We investigate the chemical evolution of dust particles and examine the magnitudes of reaction probability (γ) of sulfate and nitrate precursors (such as H2SO4, SO2, N2O5, and HNO3) onto dust particles in East Asia. For this investigation, three data sets from ACE‐Asia U.S. National Science Foundation (NSF) C130 flights 6, 7, and 8 and three data sets from measurements in Seoul were analyzed. During the selected dust storm periods, large amounts of CO32− still remained in fine‐mode dust particles (Dp < ∼1.3 μm). The average fractions of CO32− (based on [Ca2+] + [Mg2+] equivalences) for the three C130 flights were 0.87, 0.68, and 0.39, respectively, and the average CO32− fractions for the three data sets in Seoul ranged from 0.43 to 0.86. The degrees of chemical evolution of mineral dust indicated by the CO32− fractions were significantly smaller than those reported in previous dust chemistry transport modeling studies conducted with the assumption of aerosol internal mixing.

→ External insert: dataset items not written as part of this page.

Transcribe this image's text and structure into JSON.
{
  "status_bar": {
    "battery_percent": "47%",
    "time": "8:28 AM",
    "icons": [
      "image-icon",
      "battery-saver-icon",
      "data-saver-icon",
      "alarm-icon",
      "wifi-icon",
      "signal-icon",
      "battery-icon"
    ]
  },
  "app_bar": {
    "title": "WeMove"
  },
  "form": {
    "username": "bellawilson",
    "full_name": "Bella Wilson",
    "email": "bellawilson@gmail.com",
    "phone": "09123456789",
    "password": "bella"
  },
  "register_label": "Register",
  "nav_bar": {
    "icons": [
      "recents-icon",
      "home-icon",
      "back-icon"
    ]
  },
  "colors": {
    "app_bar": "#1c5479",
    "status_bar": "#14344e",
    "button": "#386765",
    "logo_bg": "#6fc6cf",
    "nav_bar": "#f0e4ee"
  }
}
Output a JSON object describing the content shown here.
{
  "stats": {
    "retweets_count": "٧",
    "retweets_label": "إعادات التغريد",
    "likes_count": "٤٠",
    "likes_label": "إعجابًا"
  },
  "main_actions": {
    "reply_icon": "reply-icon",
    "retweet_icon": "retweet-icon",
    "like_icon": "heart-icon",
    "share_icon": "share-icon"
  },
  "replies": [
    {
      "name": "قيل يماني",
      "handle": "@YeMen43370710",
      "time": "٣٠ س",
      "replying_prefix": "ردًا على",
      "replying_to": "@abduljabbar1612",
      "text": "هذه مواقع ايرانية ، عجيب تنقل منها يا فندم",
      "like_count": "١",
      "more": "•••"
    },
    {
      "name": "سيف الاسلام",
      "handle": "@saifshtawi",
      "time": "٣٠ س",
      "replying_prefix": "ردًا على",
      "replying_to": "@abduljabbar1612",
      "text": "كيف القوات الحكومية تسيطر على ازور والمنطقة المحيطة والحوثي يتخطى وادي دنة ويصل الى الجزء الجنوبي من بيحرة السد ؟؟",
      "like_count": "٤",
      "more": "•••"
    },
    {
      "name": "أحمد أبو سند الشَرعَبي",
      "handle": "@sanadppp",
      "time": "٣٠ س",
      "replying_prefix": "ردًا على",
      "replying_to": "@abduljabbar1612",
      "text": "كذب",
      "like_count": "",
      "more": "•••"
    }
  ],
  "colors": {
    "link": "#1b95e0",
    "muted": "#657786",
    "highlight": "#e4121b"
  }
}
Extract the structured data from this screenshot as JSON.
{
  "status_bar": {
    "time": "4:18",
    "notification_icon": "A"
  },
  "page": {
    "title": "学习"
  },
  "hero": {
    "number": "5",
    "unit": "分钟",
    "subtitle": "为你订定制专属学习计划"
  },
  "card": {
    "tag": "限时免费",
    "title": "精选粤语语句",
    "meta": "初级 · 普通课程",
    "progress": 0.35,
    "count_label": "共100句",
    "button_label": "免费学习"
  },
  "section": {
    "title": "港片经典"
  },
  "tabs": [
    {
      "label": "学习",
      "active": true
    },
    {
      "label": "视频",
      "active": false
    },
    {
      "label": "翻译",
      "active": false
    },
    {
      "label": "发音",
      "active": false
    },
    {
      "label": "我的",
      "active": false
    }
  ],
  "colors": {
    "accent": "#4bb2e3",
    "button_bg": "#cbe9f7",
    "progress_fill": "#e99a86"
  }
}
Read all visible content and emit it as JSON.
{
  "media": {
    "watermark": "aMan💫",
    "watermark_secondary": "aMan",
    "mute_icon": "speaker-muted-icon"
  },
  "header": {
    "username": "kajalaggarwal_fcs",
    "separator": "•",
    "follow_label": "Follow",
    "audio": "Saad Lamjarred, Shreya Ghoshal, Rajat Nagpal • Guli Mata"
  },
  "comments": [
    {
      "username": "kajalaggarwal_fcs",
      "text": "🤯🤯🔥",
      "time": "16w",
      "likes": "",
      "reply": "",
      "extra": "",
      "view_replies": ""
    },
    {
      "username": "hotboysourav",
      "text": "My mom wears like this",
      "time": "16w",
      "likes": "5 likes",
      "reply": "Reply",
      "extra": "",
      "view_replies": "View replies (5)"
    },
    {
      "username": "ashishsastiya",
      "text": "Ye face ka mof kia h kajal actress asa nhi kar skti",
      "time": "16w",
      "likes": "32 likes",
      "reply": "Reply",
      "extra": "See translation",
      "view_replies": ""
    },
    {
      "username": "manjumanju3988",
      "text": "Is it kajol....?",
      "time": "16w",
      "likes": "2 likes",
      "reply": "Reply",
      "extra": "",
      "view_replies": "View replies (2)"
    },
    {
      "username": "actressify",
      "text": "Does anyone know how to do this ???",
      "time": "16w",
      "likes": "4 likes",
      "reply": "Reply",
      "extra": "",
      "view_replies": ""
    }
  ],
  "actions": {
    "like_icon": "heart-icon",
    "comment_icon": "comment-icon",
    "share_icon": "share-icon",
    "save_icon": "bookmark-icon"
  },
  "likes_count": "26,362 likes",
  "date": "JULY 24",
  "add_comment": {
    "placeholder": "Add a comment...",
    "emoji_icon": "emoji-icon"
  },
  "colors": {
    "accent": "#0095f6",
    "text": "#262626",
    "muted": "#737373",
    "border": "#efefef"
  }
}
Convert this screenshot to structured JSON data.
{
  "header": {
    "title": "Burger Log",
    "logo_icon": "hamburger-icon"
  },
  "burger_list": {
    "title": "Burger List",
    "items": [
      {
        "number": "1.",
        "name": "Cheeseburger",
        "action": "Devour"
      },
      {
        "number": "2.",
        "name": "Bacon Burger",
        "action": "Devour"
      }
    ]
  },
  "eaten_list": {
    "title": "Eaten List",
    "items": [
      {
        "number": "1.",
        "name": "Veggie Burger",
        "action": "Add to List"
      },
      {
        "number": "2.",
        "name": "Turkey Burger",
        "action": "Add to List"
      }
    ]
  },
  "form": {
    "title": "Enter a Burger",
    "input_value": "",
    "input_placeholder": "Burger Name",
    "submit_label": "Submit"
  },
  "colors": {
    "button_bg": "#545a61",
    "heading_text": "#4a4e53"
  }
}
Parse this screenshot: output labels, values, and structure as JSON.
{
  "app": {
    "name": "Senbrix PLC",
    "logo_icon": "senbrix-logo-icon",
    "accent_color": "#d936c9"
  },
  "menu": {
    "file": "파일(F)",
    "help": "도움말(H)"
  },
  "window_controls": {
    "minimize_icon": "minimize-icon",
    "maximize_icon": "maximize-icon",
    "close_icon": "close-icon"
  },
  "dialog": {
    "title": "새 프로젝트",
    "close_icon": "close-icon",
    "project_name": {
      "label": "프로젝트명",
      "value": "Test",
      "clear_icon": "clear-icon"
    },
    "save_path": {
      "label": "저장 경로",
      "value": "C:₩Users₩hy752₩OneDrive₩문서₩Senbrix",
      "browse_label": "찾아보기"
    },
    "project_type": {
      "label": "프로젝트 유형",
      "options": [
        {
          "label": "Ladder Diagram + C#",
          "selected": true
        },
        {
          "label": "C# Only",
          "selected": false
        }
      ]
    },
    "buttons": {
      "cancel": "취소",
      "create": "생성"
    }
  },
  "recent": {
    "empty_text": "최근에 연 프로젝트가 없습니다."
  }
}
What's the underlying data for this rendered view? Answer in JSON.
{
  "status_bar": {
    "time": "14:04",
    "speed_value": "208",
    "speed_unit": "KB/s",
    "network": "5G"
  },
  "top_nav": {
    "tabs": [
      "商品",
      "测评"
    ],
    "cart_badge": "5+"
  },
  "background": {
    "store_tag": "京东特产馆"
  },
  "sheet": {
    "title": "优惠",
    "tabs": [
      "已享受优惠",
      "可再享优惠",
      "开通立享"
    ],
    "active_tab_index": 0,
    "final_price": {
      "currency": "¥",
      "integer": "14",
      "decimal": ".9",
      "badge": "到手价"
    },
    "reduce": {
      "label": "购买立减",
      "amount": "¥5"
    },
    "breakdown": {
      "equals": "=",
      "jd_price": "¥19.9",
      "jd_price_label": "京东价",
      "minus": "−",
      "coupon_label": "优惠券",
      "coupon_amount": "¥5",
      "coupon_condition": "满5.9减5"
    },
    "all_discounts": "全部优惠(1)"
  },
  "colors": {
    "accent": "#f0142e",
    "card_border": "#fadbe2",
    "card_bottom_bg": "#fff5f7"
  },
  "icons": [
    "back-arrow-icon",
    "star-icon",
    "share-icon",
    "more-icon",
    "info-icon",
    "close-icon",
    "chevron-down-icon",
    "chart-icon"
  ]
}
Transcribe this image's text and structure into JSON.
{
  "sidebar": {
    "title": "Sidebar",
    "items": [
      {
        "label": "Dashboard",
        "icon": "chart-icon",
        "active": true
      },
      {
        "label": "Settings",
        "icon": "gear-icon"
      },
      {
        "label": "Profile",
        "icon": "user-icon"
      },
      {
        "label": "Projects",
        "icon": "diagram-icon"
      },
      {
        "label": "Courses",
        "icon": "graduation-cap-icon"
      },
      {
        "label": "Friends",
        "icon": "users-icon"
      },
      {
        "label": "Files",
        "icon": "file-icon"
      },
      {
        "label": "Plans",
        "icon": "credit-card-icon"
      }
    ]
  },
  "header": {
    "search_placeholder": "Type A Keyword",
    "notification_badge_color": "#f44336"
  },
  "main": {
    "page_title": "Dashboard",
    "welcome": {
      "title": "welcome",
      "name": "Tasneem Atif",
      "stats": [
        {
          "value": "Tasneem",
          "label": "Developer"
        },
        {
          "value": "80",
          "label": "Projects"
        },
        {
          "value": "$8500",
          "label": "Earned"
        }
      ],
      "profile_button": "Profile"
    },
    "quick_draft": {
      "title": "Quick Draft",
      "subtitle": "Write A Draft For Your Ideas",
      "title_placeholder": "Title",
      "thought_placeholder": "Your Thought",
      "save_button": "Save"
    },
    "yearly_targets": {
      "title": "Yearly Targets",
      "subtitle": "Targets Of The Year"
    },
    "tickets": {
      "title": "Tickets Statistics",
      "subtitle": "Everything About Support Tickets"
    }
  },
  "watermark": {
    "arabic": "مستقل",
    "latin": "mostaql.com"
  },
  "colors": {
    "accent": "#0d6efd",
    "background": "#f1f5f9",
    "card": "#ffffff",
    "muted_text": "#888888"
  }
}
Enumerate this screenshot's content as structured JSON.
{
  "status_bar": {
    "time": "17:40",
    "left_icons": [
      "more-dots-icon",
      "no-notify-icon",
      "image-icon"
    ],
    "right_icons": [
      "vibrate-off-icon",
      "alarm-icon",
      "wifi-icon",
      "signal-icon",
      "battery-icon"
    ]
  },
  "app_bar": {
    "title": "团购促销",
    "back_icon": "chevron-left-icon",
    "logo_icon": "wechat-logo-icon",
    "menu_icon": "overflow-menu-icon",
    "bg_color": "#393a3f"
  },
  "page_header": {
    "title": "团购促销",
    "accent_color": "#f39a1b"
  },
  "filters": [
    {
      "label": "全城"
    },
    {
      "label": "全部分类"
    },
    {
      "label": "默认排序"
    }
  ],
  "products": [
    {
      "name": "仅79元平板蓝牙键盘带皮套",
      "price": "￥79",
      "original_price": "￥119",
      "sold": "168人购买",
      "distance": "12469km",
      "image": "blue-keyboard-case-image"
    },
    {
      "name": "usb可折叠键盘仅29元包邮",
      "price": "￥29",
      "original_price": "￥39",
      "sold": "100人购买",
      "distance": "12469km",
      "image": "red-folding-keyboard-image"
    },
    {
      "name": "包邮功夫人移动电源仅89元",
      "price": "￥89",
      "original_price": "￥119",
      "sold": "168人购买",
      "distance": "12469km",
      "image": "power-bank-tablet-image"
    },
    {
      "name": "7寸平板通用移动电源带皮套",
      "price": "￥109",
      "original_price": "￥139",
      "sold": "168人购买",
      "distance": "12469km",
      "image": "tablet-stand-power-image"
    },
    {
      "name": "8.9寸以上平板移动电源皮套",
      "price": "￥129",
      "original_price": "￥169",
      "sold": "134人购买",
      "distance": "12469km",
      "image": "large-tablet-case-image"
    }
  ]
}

Our analysis suggests that this could be due to the use of excessively high γ values in the model simulations, as further confirmed in this study with Lagrangian photochemical model simulations conducted with both the constraints observed by ACE‐Asia C130 flights and the initial concentrations obtained by U.S.‐EPA Models‐3/Community Multi‐scale Air Quality (CMAQ) modeling over East Asia. It is also found in this study that the magnitudes of γs are closely related with aerosol mixing state. In order to confirm this we conducted Lagrangian model simulations for an example case under the assumption of aerosol external mixing. Under this assumption the formations of sulfate and nitrate on/in fine‐mode mineral dust are greatly limited because of small γs onto mineral dust (γDust) and low precursor concentrations. However, it is also recommended that for more precise evaluations of γDust, a more sophisticated Lagrangian type of photochemical modeling is necessary. In addition, in this study a possible dependence of the γ values on relative humidity (RH) is also investigated. On the basis of our analysis we suggest that particular attention should be paid to the issue of the RH‐dependent γ in future dust chemistry transport modeling studies with the issue of aerosol mixing state.